Derzeit betreut die Haltestelle 25 Lankwitzer Klienten. Zwischen 10 und 12 Stunden monatlich ist jeder ehrenamtlicher Betreuer im Einsatz. Im Jahr 2016 erbrachte die Haltestelle rund 1300 Besuche mit 3000 Betreuungsstunden, durchschnittlich 250 Stunden monatlich.
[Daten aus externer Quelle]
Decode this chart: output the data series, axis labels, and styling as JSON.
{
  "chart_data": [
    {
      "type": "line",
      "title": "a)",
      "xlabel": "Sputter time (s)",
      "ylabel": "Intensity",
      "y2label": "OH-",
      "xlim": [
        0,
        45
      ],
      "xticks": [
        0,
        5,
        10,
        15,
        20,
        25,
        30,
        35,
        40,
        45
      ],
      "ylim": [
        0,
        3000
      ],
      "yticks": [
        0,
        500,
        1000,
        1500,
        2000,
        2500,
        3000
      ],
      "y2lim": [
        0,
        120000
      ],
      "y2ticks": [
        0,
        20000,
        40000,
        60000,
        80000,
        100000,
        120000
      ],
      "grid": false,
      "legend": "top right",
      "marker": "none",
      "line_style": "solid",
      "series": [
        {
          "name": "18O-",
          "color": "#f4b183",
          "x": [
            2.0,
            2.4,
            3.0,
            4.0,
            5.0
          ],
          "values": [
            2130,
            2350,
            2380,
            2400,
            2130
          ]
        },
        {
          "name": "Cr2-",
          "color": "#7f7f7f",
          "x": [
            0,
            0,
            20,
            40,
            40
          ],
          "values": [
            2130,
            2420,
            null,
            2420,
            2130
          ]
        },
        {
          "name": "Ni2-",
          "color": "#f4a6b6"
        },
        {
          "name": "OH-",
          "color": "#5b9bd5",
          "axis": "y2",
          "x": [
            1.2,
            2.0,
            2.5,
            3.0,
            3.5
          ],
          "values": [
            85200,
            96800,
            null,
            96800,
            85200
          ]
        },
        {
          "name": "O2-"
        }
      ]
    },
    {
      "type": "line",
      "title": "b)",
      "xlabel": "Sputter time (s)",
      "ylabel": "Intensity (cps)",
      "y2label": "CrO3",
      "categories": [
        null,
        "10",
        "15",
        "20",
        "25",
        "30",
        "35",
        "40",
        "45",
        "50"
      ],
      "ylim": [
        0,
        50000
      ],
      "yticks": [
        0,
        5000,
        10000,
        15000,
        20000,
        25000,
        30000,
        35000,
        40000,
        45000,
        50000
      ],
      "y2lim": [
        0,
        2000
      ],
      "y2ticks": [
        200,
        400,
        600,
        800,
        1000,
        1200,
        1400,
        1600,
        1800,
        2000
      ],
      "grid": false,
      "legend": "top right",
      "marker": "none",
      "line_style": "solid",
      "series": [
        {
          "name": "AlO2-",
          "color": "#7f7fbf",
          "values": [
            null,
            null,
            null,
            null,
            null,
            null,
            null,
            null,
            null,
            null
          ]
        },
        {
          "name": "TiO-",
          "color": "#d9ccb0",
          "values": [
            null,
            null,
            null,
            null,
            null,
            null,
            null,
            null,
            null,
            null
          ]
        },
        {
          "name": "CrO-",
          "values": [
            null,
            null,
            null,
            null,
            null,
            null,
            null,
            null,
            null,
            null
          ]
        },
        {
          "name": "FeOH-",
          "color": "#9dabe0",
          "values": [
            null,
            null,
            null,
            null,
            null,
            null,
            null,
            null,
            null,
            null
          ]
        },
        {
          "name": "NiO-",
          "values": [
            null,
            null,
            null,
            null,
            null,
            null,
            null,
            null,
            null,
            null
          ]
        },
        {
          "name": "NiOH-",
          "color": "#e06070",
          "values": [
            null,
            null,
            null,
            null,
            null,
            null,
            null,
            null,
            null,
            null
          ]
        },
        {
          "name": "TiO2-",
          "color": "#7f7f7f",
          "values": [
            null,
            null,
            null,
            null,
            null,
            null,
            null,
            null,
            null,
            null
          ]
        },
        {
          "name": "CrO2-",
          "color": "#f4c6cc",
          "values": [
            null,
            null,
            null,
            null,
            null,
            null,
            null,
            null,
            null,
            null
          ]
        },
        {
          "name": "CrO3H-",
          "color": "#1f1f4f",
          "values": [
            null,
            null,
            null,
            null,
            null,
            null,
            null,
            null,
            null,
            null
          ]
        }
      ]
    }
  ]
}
Dennoch muss Gisela Müller jedes Jahr neu die Grundfinanzierung beantragen und wünscht sich, dass die langfristiger genehmigt würde, um besser planen zu können.
Dank ihrer so kontinuierlich Hand in Hand agierenden Besuchsgruppe schaut sie positiv in die Zukunft. Eine Zukunft, in der sie mit ihrem Team noch viele betroffene Menschen erreichen möchte, um ihnen wieder mehr Lebensfreude und den Erhalt einer bestmöglichen Alltagskompetenz zu vermitteln.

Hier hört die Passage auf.